Divergence is documented in the article by Ritchett. His observation is straightforward: Among one group of countries, growth rates have been inversely related to GDP per capita at the start of the modern era (around 1870). These countries called, developed, have seen convergence. In contrast, outside of these countries, the pattern is absent. Many of these developing countries, despite their low initial incomes, have grown slower than developed countries, making their relative position to developed countries far worse than it was 140 years ago. I think it would be worth positing some statistical distributions where these phenomena are simply the outcome of a random process, but overall, in spite of some difficulties in showing divergence (e.g. assuming a lower bound for GDP per capita in developing countries and imputing pre-1950 GDP values) the divergence phenomena appears present. Maddison presents a challenge to Ritchett by arguing that Europe was already rich before the Industrial Revolution, so that there are fewer facts to be explained. Picking a side in this debate requires some understanding of the quality of past GDP data (which I do not have), so for this memo I will assume the existence of divergence.

Easterlin argues that divergence is caused by difference in the education level of different workforces; more educated populations can absorb and imitate technologies invented in other countries. His argument is primarily anecdotal instead of empirical. Though schooling is usually significant in cross-country growth regressions, the issue of causality is difficulty: Does schooling cause higher growth, or is schooling a luxury good that wealthier countries can afford? There are many highly educated countries that have had less than optimal growth records. I spent last summer in the Philippines, where I was told that around two thirds of college-age students are currently attending college (in the Barro-Lee schooling data the Philippines is very high, higher than many developed countries). However, the country as a whole is still relatively poor (and growth has been uneven). Instead of helping start new manufacturing firms at home, many educated Filipinos go to work abroad (this is a way that globalization may actually promote divergence by giving high-talent workers opportunities to leave their home countries).

Rodrik argues that Korea and Taiwan grew rich because of government policies that helped eliminate coordination failures. Challenging the export orientation argument in past literature on East Asian growth, Rodrik asserts that the strong central governments in Korea and China steered businessmen away from rent-seeking into socially-efficient forms of enterprise. His argument is both unorthodox and very interesting. However, it is difficult to extrapolate it relevance for understanding global divergence, as (notes Rodrik) many economies led by strong central governments have failed.
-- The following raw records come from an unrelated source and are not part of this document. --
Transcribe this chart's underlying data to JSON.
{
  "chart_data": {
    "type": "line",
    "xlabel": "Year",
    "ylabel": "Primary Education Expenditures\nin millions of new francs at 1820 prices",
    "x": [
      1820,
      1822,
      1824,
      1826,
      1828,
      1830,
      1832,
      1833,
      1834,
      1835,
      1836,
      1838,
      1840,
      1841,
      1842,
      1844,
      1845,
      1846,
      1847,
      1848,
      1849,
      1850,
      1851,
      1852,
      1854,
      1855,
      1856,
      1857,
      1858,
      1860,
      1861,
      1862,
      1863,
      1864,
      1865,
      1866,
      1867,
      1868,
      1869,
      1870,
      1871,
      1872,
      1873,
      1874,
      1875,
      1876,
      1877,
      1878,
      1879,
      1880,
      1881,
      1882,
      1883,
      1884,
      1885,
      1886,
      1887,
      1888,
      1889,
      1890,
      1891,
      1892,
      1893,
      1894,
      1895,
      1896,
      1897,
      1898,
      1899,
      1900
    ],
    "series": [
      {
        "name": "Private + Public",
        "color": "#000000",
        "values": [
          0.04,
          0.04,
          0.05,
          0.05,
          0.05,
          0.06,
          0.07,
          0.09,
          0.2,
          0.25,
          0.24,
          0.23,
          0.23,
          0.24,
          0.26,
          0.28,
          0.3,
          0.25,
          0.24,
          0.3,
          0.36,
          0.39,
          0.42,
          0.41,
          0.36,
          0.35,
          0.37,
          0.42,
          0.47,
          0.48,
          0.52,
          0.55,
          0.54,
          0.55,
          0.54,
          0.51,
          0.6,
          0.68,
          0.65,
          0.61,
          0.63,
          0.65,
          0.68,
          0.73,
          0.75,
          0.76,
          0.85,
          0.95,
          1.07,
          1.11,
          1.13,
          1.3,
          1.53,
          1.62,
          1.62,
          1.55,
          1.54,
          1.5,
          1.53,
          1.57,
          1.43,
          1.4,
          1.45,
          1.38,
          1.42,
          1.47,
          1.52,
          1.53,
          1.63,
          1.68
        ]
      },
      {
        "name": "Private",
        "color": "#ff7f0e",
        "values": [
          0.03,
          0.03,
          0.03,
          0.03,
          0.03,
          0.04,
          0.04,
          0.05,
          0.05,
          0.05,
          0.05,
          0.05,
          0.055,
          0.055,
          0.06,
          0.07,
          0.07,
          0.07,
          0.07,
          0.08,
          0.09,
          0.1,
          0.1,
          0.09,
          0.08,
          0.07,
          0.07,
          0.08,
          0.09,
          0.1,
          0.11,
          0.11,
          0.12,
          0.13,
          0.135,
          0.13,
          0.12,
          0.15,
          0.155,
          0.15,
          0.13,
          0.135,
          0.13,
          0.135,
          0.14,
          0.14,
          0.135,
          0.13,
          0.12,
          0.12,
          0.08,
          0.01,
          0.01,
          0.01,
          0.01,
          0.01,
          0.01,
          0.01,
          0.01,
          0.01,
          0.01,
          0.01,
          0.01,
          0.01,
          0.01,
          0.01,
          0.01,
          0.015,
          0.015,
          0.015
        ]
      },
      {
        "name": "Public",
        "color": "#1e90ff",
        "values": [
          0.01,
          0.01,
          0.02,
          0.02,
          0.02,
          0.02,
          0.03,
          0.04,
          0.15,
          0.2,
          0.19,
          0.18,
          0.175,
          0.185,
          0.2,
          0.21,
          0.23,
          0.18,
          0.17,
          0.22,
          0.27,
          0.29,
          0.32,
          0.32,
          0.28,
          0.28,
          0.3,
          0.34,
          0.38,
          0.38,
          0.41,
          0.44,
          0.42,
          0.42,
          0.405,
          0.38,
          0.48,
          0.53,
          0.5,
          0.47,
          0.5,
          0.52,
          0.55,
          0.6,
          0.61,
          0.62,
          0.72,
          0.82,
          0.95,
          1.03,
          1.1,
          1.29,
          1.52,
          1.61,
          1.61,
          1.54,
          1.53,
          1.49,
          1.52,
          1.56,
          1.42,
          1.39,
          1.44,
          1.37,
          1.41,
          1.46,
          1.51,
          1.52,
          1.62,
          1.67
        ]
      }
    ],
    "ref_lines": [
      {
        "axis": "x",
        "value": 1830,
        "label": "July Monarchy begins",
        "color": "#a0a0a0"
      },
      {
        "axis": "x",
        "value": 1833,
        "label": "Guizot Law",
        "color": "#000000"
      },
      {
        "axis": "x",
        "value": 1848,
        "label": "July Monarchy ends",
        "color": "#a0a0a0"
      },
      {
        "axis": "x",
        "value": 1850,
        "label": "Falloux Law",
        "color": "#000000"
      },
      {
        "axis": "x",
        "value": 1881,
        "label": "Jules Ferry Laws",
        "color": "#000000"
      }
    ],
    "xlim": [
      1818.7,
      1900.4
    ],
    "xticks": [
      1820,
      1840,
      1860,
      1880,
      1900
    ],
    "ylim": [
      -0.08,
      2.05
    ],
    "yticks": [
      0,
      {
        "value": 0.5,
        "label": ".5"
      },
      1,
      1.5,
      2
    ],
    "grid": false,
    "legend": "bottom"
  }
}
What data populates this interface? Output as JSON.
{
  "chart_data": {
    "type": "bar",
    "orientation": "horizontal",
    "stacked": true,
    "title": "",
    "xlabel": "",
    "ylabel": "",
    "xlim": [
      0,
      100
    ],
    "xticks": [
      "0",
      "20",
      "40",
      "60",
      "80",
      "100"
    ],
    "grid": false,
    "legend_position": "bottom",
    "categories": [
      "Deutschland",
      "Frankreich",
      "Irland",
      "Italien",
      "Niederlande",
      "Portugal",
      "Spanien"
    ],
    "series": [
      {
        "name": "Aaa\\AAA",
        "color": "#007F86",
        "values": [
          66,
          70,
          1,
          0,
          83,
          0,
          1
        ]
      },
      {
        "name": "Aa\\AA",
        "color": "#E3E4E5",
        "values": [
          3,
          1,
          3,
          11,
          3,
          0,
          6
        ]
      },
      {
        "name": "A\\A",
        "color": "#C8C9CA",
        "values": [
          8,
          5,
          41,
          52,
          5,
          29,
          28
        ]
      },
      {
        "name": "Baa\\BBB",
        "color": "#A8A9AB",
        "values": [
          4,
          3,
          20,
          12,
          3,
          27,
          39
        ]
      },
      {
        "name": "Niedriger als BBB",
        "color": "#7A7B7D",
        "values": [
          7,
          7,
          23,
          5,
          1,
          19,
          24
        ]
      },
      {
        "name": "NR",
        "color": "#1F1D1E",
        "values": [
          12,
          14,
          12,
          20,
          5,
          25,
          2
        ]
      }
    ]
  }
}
One casual observation in understanding divergence is that while North America and Western/Central Europe have enjoyed almost 60 years of tranquility, other parts of the world, particularly Africa, have seen years and years of war and conflict. Even if a country does not experience a war itself, having trading partners at war, and having foreign investors view one’s neighbors as being at war, is likely very detrimental for development. In a separate explanation, corruption is also much less significant in North America and Europe than in the developing world. In the Philippines, local people I talked to about the economy almost uniformly emphasized corruption as the source of their economic woes. Although much recent work in economics has analyzed both war and corruption, I would like to see both explanations used specifically to address the question of divergence.